# Natural Language Processing Project
----------------------------

# Sepideh Khalafi
------------------------------

## About Dataset

This is a labeled sentiment analysis dataset on tweets from different topics on Twitter. ([Kaggel](https://www.kaggle.com/datasets/tariqsays/sentiment-dataset-with-1-million-tweets), 2022) The text is labeled for four different categories.  

---------------------------------

## The Problem
This task is a supervised sentiment analysis on tweets. We will try and build an NLP pipeline to classify the sentiment of a given text and review. The target language would be **English**. We need to extract the english teewts and their lable to build our classification model on predincting sentiment of a given tweet. 


----------------
## Importing Libraries

* *pandas* is for table processing
* *nltk* and *re* have been used for processing the text
* *numpy* is used for hadling array form data
* *sklearn.model_selection* is to split the data
* *imblearn_undersampling* is for resampling the data
* *sklearn.preprocessing* is used for encoding target labels.
* *sklearn_feature_extraction* has been used for vectorisatoin
* *sklearn.naive_bayes* and *sklearn.ensemble* are used for classification.
* *gensim* is used to download the pretrained model for word2vec

In [1]:
import pandas
import nltk
import re
import numpy

import sklearn.model_selection
import sklearn.metrics
import sklearn.naive_bayes
import sklearn.ensemble
import sklearn.preprocessing
import imblearn.under_sampling

import sklearn.feature_extraction.text
import gensim.downloader

## Data Acquisition and Prprocessing

In [2]:
tweets = pandas.read_csv("../datasets/my_datasets/dataset.csv")

print(tweets.shape)
tweets.head()

(937854, 3)


Unnamed: 0,Text,Language,Label
0,@Charlie_Corley @Kristine1G @amyklobuchar @Sty...,en,litigious
1,#BadBunny: Como dos gotas de agua: Joven se di...,es,negative
2,https://t.co/YJNiO0p1JV Flagstar Bank disclose...,en,litigious
3,Rwanda is set to host the headquarters of Unit...,en,positive
4,OOPS. I typed her name incorrectly (today’s br...,en,litigious


This is a large dataset of 937854 texts from Twitter with only 3 features: *Text* which we will work on, *Language* indicating the language of the text, and *label* indicating the sentiment that is our target label.

The target is of four different classes:
- neagative
- positive
- litigious
- uncertainty

Using *groupby* on *language* column, we can find out how many tweets there are for each language after *counting* them.
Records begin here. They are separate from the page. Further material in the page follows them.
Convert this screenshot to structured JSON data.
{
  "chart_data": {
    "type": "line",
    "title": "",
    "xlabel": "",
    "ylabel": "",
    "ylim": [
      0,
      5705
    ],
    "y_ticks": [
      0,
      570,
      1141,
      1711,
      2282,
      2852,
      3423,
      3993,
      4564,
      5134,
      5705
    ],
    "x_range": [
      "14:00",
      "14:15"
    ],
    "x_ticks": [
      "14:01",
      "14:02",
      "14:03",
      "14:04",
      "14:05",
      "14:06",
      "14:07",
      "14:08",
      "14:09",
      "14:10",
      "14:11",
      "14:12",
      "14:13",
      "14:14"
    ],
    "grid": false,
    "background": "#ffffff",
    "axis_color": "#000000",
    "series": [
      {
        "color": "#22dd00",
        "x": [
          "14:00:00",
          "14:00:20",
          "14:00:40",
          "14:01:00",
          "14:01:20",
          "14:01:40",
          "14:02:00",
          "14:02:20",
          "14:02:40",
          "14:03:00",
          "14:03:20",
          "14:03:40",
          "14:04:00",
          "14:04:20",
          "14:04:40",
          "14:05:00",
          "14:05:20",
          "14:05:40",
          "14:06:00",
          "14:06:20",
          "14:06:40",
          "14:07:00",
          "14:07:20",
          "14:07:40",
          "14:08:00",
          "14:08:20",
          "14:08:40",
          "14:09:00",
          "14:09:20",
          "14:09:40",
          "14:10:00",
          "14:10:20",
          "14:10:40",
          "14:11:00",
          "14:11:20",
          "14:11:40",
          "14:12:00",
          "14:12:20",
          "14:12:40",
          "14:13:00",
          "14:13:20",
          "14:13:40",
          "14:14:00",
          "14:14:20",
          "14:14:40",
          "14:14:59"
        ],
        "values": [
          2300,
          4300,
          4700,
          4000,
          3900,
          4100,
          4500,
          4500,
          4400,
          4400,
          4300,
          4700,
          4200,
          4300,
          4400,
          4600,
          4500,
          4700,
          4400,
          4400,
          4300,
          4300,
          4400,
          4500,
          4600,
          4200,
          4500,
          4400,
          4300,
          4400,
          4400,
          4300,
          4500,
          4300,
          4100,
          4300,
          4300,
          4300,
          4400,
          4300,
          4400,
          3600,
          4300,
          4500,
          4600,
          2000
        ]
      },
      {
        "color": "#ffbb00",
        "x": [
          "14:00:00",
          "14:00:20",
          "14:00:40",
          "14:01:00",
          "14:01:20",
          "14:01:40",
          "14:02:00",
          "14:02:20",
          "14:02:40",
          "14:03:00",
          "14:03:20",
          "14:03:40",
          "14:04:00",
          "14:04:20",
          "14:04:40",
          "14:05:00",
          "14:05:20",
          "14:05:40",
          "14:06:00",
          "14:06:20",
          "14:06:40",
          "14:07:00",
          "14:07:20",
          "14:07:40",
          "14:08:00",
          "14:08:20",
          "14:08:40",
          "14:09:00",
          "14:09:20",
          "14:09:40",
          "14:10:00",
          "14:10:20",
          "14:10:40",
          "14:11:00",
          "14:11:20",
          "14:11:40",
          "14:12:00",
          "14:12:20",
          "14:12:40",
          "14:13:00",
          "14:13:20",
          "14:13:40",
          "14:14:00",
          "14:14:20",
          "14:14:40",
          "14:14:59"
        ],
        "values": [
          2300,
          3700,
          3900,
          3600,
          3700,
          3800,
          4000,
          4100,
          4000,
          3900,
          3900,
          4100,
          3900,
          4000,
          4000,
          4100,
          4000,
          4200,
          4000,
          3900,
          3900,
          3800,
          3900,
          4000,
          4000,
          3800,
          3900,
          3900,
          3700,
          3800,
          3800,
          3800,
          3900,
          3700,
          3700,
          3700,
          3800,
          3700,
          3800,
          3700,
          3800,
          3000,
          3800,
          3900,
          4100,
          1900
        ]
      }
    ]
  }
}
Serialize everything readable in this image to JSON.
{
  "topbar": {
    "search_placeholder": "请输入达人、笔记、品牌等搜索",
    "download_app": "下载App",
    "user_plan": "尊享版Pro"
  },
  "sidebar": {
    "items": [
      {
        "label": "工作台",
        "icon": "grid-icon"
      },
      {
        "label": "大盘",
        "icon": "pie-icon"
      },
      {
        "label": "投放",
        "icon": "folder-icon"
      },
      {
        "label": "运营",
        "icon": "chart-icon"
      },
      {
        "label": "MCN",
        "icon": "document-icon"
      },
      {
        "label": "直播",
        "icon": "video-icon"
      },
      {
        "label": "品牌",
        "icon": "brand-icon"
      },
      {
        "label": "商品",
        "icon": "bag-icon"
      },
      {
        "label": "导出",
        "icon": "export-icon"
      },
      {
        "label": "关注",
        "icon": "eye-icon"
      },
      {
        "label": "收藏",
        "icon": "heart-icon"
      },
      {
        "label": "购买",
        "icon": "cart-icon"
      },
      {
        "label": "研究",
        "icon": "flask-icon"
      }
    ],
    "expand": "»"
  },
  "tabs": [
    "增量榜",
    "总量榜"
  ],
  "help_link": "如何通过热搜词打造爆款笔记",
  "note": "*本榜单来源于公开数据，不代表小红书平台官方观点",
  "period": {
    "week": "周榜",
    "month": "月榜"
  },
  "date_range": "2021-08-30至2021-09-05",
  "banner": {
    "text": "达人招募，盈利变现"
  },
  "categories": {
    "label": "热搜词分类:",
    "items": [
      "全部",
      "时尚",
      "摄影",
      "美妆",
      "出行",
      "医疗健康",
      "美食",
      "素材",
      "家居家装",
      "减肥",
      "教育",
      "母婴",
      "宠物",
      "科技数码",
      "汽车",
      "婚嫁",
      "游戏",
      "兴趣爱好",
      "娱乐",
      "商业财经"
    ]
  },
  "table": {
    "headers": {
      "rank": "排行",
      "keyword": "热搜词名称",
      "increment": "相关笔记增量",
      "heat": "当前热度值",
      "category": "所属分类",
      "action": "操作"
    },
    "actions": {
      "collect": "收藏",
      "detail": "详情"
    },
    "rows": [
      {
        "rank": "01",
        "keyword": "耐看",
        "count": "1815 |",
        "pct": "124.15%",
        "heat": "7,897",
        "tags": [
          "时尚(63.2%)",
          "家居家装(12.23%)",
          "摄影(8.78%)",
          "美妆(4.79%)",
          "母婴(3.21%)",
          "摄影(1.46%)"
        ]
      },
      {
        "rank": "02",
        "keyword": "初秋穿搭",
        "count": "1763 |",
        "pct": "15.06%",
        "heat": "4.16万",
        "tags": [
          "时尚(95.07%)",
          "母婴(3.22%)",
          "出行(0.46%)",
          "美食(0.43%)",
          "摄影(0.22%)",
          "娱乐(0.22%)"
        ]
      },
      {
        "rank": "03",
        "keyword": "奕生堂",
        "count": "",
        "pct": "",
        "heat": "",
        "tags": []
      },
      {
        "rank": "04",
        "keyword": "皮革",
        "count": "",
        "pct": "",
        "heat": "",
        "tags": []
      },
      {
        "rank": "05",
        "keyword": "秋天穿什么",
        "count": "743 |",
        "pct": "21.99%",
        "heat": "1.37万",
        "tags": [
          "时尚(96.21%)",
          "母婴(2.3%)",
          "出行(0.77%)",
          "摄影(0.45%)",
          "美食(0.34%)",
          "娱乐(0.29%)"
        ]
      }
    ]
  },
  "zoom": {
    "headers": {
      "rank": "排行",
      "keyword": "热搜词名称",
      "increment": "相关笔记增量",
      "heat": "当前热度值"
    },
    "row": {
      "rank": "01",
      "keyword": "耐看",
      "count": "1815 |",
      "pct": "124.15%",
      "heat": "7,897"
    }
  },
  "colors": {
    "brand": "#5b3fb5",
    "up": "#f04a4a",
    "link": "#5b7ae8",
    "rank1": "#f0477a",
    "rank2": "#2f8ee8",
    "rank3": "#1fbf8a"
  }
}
It is sorted alphabetically by default.

In [3]:
tweets.groupby(by = "Language").count()

Unnamed: 0_level_0,Text,Label
Language,Unnamed: 1_level_1,Unnamed: 2_level_1
"[Photo(previewUrl='https://pbs.twimg.com/media/EPYG2rKVAAA1e_O?format=jpg&name=small', fullUrl='https://pbs.twimg.com/media/EPYG2rKVAAA1e_O?format=jpg&name=large')]",1,1
"[Photo(previewUrl='https://pbs.twimg.com/media/FWV94O7UEAAjMOi?format=jpg&name=small', fullUrl='https://pbs.twimg.com/media/FWV94O7UEAAjMOi?format=jpg&name=large')]",1,1
"[Photo(previewUrl='https://pbs.twimg.com/media/FWVRZ6bWYAAM8-3?format=jpg&name=small', fullUrl='https://pbs.twimg.com/media/FWVRZ6bWYAAM8-3?format=jpg&name=large')]",1,1
"[Photo(previewUrl='https://pbs.twimg.com/media/FWVhrnXX0AE0h9Z?format=jpg&name=small', fullUrl='https://pbs.twimg.com/media/FWVhrnXX0AE0h9Z?format=jpg&name=large')]",1,1
"[Photo(previewUrl='https://pbs.twimg.com/media/FWWBzWTXkAAyZqm?format=jpg&name=small', fullUrl='https://pbs.twimg.com/media/FWWBzWTXkAAyZqm?format=jpg&name=large')]",1,1
...,...,...
und,2702,2702
ur,42,42
vi,32,32
zh,248,248


There are 72 different values for languages and some are not valid languages. We need to process on *English* tweets. We can find about the number of the english tweets by counting them.

In [4]:
tweets.loc[tweets["Language"] == "en"].count()

Text        871310
Language    871310
Label       871310
dtype: int64

Out of the whole 937854 tweets, 871310 of them are in *English*. And after finding the english tweets, we don't need the column. So we can drop it.

In [5]:
tweets_en = tweets.loc[tweets["Language"] == "en"]
tweets_en = tweets_en.drop(["Language"], axis = 1)
tweets_en.shape

(871310, 2)

Since this is a large dataset and the hardware and software is not enough to process all of it, we take a sample of 5000. The data is texual and the task is time consuming. (even with this size the gradient Bossting model for training takes almost an hour to work and give a result)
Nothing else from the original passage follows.